I remain impressed that my colleagues in HSR&D have been tackling these difficult problems for a number of years, as the articles here show. In fact, one of the challenges in conducting such research in implementation science and system redesign is that our funding and publishing mechanisms remain too slow to fund thoughtful evaluations of important natural experiments and changes in systems that happen quickly. I agree that there is a keen need for further research in implementation science, effective organizational change strategies, and how to effectively integrate information and communication technology into workflow and practice. Some of the many recent VA innovations in operations — with formation of the VA Systems Redesign Office and Steering Committee, and forming and funding the VA Engineering Resource Centers — are important steps.

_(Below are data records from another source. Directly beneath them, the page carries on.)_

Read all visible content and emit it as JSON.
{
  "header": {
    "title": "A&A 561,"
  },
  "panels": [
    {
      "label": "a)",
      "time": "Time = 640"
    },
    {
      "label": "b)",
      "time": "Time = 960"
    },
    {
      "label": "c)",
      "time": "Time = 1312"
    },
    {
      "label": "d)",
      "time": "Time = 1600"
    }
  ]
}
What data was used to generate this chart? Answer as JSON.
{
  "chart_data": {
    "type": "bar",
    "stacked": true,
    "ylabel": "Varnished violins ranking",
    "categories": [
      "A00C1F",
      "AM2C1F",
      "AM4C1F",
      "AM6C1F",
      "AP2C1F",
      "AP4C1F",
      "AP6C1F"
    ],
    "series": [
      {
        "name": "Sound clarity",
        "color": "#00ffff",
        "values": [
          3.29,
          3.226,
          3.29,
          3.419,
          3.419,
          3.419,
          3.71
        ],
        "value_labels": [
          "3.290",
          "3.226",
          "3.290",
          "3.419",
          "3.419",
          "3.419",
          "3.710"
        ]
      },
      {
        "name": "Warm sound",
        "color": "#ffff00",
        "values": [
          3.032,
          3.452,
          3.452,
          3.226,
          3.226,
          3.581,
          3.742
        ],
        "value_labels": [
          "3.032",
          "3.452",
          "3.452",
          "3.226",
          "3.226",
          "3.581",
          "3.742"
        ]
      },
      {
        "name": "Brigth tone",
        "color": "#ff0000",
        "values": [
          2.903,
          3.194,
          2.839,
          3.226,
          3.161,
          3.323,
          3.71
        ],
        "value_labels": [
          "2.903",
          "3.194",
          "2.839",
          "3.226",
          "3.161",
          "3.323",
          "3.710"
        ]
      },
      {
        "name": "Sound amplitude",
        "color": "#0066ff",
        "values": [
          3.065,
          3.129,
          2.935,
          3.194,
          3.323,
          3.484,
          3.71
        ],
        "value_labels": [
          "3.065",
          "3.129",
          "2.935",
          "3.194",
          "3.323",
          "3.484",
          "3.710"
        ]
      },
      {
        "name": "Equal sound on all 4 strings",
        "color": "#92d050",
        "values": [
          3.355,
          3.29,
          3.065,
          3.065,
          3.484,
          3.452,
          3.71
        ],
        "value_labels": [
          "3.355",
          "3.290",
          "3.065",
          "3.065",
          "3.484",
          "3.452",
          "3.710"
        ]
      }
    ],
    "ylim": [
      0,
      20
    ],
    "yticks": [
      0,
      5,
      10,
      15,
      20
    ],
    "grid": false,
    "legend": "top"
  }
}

Dr. Roselle also highlights that the engagement of other specialties is needed to truly make a difference. The Pittsburgh VAMC showed the value of bringing expertise in engineering and social sciences to bear in driving organizational change to redesign their processes and engage staff hospital wide. I fully agree and have found that bringing informaticists, engineers, cognitive scientists, communications specialists, sociologists, and many other disciplines together to tackle important implementation science problems is not only fulfilling, but brings cutting edge methods to bear and creative solutions to previously "unsolvable" problems.

Further, there is a call for immediate new strategic directions in rethinking how computational technology can best support cognitive processes and decisions in a fundamentally different information system that will make effective, patient-centered care possible.3 The VA Consortium for Healthcare Informatics Research (CHIR) and Veterans' Informatics, Information and Computing Infrastructure (VINCI) are two important, multicenter VA initiatives designed to make electronic health information readily available for quality improvement and research, and fostering collaboration in new ground-breaking approaches not possible outside VA. Our VA informatics colleagues are actively planning the next generation of a new information system for VA.

These new directions for research, operations, care coordination, Office of Health Information (OHI), and all of VA are truly crucial innovations that bring together clinicians, managers, staff, researchers, and trainees to tackle tough problems together. I hope that VA leadership, Office of Research and Development (ORD), and all of us seek crucial opportunities for conversations together, find common ground, and work together collaboratively to design the new VA.

  1. Frances Westley, Brenda Zimmerman, and Michael Quinn Patton. Getting to Maybe: How the World has Changed. Random House Canada, 2006.
  2. Katherine Ellingson, Nancy Iversen, Jerry M. Zuckerman, et al, for the Positive Deviance MRSA Prevention Partnership. "A Successful Multi-Center Intervention to Prevent Transmission of Methicillin-resistant Staphylococcus aureus (MRSA)." The Society for Healthcare Epidemiology of America (SHEA) 19th Annual Scientific Meeting, March 21, 2009.
  3. William W. Stead, Herbert S. Lin (eds), Committee on Engaging the Computer Science Research Community in Health Care Informatics. Computational Technology for Effective Health Care: Immediate Steps and Strategic Directions. Washington, D.C.: National Academies Press, 2009.